Can the utilities or choice probabilities be weighted by population weights? Or must the weighting actually occur at the observational/individual level? I assume it must occur at the observational level, but I've seen people weight utilities. Additionally, if the weighting occurs at the observational level, will one still get accurate market share estimates when sub selecting the sample based on different attributes?

Best Answer

Population weights reflect the probability of selection of an individual. If you do use weights, they are attached to a person. Think about this: representing a choice model like multinomial logit in a "long" format, with one line per person-by-alternative, and an indicator for the chosen alternative, vs. "wide" format, with one line per person and the dependent variable showing just the chosen alternative, is an implementation issue, not a statistical issue.

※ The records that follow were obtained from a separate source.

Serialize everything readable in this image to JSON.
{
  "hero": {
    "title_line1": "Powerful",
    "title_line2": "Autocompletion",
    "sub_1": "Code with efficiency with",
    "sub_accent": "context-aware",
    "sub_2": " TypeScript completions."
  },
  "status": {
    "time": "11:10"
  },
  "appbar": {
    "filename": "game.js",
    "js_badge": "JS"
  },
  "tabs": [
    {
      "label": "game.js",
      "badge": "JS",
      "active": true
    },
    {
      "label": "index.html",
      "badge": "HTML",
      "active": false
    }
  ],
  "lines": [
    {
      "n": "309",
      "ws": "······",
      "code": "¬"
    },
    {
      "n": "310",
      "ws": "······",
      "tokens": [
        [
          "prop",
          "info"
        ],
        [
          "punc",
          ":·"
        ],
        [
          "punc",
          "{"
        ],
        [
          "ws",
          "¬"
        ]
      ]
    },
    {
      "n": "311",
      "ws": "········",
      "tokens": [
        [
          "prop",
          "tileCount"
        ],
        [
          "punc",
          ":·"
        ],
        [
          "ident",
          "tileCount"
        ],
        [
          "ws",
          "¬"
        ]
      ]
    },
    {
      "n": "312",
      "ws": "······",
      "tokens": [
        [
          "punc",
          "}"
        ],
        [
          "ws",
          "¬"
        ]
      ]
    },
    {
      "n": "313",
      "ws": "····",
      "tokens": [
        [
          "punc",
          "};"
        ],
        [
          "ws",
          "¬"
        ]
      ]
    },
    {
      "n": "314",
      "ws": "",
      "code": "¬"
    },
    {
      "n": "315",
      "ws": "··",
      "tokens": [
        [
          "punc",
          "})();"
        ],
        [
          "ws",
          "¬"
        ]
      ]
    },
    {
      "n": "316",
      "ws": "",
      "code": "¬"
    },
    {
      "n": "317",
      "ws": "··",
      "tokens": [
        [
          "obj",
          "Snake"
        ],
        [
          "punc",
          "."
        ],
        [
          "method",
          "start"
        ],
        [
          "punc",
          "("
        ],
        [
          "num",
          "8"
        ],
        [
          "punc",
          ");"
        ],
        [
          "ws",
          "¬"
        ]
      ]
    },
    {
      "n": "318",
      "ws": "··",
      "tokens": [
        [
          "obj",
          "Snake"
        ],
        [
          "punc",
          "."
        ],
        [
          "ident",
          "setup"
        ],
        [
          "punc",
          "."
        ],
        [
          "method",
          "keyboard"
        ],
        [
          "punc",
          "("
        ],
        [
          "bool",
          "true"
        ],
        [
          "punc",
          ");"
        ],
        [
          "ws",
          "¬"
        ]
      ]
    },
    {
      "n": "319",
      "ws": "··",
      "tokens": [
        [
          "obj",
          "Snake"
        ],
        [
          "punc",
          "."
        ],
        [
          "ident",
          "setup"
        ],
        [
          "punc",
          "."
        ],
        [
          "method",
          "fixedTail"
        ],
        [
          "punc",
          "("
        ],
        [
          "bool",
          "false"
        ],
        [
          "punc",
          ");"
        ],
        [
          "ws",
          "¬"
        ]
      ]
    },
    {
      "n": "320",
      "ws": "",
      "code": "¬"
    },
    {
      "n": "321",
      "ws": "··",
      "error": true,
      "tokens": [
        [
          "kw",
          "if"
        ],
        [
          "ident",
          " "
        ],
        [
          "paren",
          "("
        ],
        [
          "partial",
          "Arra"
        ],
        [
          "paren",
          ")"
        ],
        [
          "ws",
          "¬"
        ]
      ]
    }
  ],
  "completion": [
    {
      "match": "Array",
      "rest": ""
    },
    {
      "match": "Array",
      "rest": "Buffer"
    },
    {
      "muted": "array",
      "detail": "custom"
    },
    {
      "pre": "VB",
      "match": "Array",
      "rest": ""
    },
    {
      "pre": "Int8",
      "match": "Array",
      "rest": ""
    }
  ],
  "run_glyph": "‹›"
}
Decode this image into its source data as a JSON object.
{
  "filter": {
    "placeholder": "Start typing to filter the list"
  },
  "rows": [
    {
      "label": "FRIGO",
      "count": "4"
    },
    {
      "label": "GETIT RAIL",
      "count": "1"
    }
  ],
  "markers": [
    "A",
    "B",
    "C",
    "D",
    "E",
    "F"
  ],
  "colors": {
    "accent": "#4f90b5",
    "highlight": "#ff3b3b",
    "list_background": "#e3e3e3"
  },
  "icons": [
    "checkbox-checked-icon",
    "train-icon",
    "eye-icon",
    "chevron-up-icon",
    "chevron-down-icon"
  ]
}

The latter one clearly has only one weight attached to it, and that is the person's weight.

I am not quite sure I would understand what the (differential) weights of the alternatives mean, at least in the context of finite population sampling.

I wrote far more extensively about analysis of complex survey data here, although that was in the context of health applications. There was a section on subsamples -- you often need to treat them carefully as you may mislead the software into misinterpreting your survey design. There are also some schools of thought that the weights are only needed for descriptive analysis, and are anywhere between useless and irrelevant for complex models... but these schools of thought may be missing a point of what the regressions with survey data are estimating... see also here. Regressions with weights and other elements of complex survey designs intend on estimating the census regression, i.e., what you would have obtained should you have run the regression for the full finite population of interest. Whether that's a relevant target quantity may be a different issue; I think a big part of the argument is that, especially for the counterfactual models, the finite population may not be that well defined. Ah well.